Under INA § 240(e)(1), exceptional circumstances include events such as serious illness, serious illness or death of a spouse, child, or parent, or other crises of similar gravity. Courts apply this definition narrowly. Cases such as Da Silva v. Barr, Jimenez-Castro v. Sessions, Hernandez-Galand v. Garland, and Hong Yu v. Holder show how strictly courts construe the standard.
3. What does NOT qualify as an exceptional circumstance?
Courts reject claims based on:
Transportation delays
Work conflicts
Childcare problems
Misremembered hearing dates
Personal stress or instability
These are routine life difficulties—not extraordinary events under the INA. See the case discussions on page 4.
4. What is the filing deadline for an exceptional-circumstances motion?
A respondent must file within 180 days of the in absentia order. The deadline runs from the date of the order, not when the respondent learned of it. Courts treat this as a mandatory statutory requirement. See INA § 240(b)(5)(C)(i) and Hernandez-Galand v.

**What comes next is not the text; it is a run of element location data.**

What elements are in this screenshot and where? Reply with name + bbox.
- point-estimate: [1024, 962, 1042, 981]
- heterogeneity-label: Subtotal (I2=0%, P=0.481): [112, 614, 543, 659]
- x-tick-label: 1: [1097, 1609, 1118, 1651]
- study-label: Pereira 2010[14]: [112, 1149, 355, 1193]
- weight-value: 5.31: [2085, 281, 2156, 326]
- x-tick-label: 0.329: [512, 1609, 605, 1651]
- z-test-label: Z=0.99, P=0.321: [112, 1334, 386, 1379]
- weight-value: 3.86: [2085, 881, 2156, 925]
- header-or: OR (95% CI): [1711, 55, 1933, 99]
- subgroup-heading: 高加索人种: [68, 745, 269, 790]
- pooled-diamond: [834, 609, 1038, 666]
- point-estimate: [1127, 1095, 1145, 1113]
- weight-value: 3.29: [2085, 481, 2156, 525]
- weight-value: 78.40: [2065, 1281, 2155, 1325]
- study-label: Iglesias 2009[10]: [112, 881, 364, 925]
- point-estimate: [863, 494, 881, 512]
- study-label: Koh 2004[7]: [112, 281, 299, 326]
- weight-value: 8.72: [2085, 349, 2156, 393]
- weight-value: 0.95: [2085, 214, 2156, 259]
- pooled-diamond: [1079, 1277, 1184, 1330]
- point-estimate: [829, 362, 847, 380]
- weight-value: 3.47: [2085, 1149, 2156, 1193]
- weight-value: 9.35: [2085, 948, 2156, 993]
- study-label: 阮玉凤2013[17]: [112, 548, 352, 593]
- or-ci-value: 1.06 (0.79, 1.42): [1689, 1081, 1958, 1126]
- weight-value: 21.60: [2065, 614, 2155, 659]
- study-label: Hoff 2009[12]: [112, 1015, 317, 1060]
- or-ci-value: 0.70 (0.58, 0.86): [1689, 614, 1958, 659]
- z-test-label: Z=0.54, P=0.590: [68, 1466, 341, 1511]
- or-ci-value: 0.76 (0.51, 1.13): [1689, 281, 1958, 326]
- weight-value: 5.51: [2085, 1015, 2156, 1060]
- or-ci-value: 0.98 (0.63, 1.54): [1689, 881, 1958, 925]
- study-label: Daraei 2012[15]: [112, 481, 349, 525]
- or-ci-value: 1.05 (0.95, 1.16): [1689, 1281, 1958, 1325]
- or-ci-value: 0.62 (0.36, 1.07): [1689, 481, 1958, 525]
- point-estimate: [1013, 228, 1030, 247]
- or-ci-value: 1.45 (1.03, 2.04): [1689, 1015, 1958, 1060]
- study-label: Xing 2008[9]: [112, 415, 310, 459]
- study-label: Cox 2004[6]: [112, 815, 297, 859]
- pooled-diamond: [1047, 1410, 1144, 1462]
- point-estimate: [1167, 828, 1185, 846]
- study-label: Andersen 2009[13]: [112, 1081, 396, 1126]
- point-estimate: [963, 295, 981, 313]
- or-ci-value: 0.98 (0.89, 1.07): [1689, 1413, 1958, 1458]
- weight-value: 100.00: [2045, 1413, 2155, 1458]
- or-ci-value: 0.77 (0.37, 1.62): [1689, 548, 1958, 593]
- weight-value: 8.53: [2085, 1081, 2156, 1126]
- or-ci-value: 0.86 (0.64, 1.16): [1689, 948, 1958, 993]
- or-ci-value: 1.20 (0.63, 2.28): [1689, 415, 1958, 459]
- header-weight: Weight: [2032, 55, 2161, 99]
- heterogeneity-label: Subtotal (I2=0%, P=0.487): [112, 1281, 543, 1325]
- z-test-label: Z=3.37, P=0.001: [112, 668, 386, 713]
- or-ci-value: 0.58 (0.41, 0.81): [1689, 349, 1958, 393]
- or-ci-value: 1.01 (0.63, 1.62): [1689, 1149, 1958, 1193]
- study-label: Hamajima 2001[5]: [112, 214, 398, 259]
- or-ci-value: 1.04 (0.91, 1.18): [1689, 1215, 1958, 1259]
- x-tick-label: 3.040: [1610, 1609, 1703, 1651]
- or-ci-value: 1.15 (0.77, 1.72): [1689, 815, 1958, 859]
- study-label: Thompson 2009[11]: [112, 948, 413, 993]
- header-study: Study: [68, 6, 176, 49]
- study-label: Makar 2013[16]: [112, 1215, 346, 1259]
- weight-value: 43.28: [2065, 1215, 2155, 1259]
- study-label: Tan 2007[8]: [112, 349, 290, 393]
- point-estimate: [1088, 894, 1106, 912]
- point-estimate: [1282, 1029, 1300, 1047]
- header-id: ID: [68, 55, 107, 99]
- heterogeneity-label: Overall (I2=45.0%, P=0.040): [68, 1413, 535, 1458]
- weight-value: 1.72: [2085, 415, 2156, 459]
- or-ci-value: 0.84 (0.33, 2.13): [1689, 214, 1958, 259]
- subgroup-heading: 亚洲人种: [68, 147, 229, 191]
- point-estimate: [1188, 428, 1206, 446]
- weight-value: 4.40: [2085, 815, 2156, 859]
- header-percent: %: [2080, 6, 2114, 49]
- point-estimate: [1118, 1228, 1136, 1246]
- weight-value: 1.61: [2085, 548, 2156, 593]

Garland, 996 F.3d 1030, 1034 (9th Cir. 2021).
5. Can the 180-day deadline be extended?
There is no statutory tolling for exceptional-circumstances motions. Some circuits allow equitable tolling for the general 90-day reopening deadline under INA § 240(c)(7), but whether that doctrine applies to the 180-day in absentia deadline is circuit-specific. Many courts enforce the 180-day limit more strictly. Cases referenced on page 3 illustrate this differential treatment.
6. What evidence do I need to prove exceptional circumstances?
Strong, specific, contemporaneous documentation is essential. Depending on the claim, this may include:
Medical records or ER documentation
Death certificates or hospitalization records
Police or emergency reports
Sworn declarations
Precise timelines and corroborating evidence
Assertions alone are not enough. See Matter of S-Y-G-, 24 I. & N. Dec. 247, 253 (BIA 2007).
7. How do courts evaluate whether the event actually caused the failure to appear?
Courts require a direct causal link: the event must have made attendance impossible, not merely inconvenient. Hernandez-Galand and In re J-P- illustrate how strictly courts examine causation and medical-necessity claims.
8. What happens if the exceptional-circumstances standard is not met?
If the respondent does not meet both the evidentiary burden and the 180-day deadline, rescission under INA § 240(b)(5)(C)(i) is unavailable. The page correctly notes that alternative theories must then be evaluated, such as:
Lack of notice under INA § 240(b)(5)(C)(ii) (no time limit),
Ineffective assistance under Matter of Lozada,
Equitable tolling (where recognized),
Joint motions or sua sponte reopening.
9. What kinds of emergencies have courts accepted as exceptional circumstances?
Examples include:
Serious sudden illness documented by medical professionals (Ferrari v. Gonzales, 150 F. App’x 594 (9th Cir. 2005));
Interpreter failure preventing participation (Nazarova v. INS, 171 F.3d 478 (7th Cir. 1999));
Ineffective assistance claims properly raised under Lozada.
Relevant examples appear on pages 4–5.
10. What are the most common reasons these motions are denied?
Denials often result from:
Filing after the 180-day deadline
Weak or inconsistent documentation
No credible causation
Mislabeling a lack-of-notice case as exceptional circumstances
Attempting an ineffective-assistance claim without Lozada compliance
Unexplained gaps in the timeline
These pitfalls are detailed on page 6.
11. Can I file more than one motion to reopen?
Generally no. Only one motion to reopen is permitted by statute. However, respondents may pursue other bases for reopening—such as lack of notice, joint motions, or sua sponte reopening—depending on the facts. See the guidance on alternative theories on page 3.
12. Should I hire an attorney for an exceptional-circumstances motion?
Yes. These motions involve strict statutory rules, time-sensitive filing, and heavy evidentiary burdens. Courts scrutinize every detail, and mistakes can permanently foreclose rescission of an in absentia order. Skilled counsel can develop a strong factual record, anticipate DHS objections, and ensure compliance with Lozada and other procedural requirements.